もう散歩は十分ってくらいは歩いたはずだ。
散歩は好きだけど、あまり歩きすぎると脚が痛くなるから、適度な距離を適度な速度で歩くのがいい。
水分補給もこまめに。
飲み物を取ろうとバッグに手を入れて、さっきマリーに水筒を渡してしまったのを思い出した。
中にはまだまだ水が入っているだろうが、男の僕から回し飲みを提案するのは少し気が引ける。
その辺りの常識は一応持ち合わせてるんだよ、僕は。
そうだ、さっき行く前に飲んだジュースを入れたんだった。
念のためもう一本手付かずのものも持ってきたから、バンプが喉が渇いたと言ったら、これを勧めよう。
味が口に合うかどうか、分からないけれど。
ジュースで喉を潤していると、マリーが驚愕した目で僕を見ていた。
なんだろう。
もしかして、自分には味気ない水しかくれなくて、僕が美味しいジュースを飲んでることがありえないと思ったのかな。
うーん。
バンプに渡す分がなくなっちゃうけど、そんなに欲しいならマリーにあげてもいいかな。
「マリーもこれ飲みたいの?」
「い、いえ!! とてもじゃないですが、私には合いませんよ!」
「そう? 僕は美味しいと思うんだけどね。まぁ、欲しかったら言ってよ。何事も、試してみないと分からないから」
「は、はぁ……」
飲みかけだったのもあって、一本丸々飲み干してしまった。
空き瓶は面倒だけど持って帰らなくちゃいけない。
昔、飲んだ後の空き瓶をそこら辺に投げ捨てて帰ったら、ライラに酷い目に遭わされたからね。

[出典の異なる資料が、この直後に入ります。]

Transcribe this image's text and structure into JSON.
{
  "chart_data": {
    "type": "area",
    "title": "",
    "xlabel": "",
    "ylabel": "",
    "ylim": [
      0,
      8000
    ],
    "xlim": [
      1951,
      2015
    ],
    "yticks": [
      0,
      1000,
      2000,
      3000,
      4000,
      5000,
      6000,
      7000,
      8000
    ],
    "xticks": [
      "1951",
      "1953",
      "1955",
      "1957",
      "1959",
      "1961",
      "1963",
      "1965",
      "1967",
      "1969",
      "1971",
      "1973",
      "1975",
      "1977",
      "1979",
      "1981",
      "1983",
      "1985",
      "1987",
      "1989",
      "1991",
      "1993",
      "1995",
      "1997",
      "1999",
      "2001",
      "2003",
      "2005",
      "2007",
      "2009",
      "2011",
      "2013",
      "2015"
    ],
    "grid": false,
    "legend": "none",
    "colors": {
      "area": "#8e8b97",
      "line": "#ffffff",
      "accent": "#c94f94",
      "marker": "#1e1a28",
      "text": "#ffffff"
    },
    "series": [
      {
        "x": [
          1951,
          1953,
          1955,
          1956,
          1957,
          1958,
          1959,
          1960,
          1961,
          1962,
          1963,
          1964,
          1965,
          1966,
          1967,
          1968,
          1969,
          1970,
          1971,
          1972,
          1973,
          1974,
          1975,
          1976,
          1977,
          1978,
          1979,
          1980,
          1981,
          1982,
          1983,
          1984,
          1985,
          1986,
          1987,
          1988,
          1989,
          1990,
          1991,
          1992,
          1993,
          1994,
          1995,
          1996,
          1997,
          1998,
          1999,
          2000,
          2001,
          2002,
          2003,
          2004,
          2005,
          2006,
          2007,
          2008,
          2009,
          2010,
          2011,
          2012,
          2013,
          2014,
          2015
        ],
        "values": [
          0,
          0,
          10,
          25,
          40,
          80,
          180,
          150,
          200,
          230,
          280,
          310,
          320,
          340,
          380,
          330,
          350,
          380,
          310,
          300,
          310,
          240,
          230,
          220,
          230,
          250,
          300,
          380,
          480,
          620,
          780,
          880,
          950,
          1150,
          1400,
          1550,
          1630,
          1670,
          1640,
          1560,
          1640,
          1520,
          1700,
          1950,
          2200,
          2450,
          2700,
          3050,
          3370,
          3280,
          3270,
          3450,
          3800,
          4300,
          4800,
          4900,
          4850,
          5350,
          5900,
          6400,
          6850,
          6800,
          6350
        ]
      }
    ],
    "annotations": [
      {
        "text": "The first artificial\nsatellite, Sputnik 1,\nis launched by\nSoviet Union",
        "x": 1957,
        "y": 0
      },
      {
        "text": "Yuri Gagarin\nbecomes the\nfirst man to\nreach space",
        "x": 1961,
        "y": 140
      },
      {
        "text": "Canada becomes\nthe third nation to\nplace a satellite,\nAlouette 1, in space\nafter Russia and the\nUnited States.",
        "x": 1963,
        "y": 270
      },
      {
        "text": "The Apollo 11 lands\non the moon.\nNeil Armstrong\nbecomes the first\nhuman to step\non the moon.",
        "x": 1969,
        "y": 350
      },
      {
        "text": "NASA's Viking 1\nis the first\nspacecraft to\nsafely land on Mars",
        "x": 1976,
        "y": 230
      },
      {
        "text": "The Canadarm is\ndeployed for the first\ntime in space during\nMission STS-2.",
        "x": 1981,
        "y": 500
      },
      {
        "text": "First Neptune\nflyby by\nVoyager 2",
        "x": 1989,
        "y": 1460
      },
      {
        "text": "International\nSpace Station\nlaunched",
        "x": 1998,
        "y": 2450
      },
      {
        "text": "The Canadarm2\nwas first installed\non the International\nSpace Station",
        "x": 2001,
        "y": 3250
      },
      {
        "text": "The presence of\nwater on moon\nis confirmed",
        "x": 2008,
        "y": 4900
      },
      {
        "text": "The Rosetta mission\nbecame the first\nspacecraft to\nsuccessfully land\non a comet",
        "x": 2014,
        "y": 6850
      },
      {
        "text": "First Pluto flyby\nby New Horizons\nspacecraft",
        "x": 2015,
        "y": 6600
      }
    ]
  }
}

まぁ、正確に言えば酷い目にあったのは僕じゃなく、エリザやランディ、そしてライラ自身なんだけど。
「さて、そこを右に曲がってみよう」
「ここは一本道だよ。右に曲がるには曲がるが……うん?」
右に曲がった途端、バンプが訝しげな声を発し、立ち止まった。
後ろを歩く僕からは何が見えるのか全く分からない。
「ねぇ。何があったの? 魔物?」
「え!?」
驚きのあまり声を上げた僕に、なぜか二人驚きの表情で僕を見る。
だって魔物だよ?
そんな危険なもの、もうこの廃坑にはいないと思ってたのに。
危なかったなぁ。
もし僕一人で廃坑を散歩してたら、魔物に出くわしていたかもしれない。
そうしたら、僕の人生はそこで終わりだったね。
いやぁ、二人と出会って良かった。
「いや……魔物じゃねぇ。何かが壁に埋まっている。危険はなさそうだ。こっち来いよ」
「どれどれ……わぁ。綺麗だねぇ」
「こ、これは……! 魔鉱石床!?」
右に曲がったすぐ先は、広い空間になっていた。
その壁全体に、淡い青白い光を放つ石がたくさん埋まっていた。
「これはなんなんだ? 綺麗だが宝石か何かか? 掘って売れるっていうなら、悪くない発見か?」
「とにかく綺麗だねぇ。ずっと見てられるよ」
「二人とも何言ってるんですか。魔鉱石の鉱床ですよ!? 下手な宝石なんて目じゃないくらいの価値があります。でも、なんで……モルメオン廃坑から魔鉱石が採取されたなんて記録なかったはずなのに……」
なんだかよく分からないけど、マリーの様子を見れば何か凄い発見をしたようだ。
宝石よりも価値があるってことは、もしかしたら財政も潤っちゃうのかな?
そんなことを考えていたら、どこからか唸り声が聞こえてきた。
狼が出すような低く威嚇するような唸り声だ。
そう思っていたら、銀色の艶のある狼が現れた。
ただ、大きさはすごく大きい。
あの口で噛み付かれたら、僕なんか一瞬であの世行きなんじゃないかな。
「シルバーウルフ! くそっ! よりによってこいつかよ!」
「見て! シルバーウルフの後ろ! 月が見えるわ。外よ。あの道が外に繋がってる!」
どうやら運のいいことに適当に歩いたら、出口に無事到着できたみたいだ。
月が見えてるってことは、もうすっかり夜なんだね。
帰りの遅い僕をパメラが心配してるかなぁ。
それよりも、出口から出るためには、このシルバーウルフっていうのを倒さなくちゃいけないみたいだね。
さっき言ってた魔物かぁ……頑張れ二人。
僕は、一切なんの役にも立たないからね。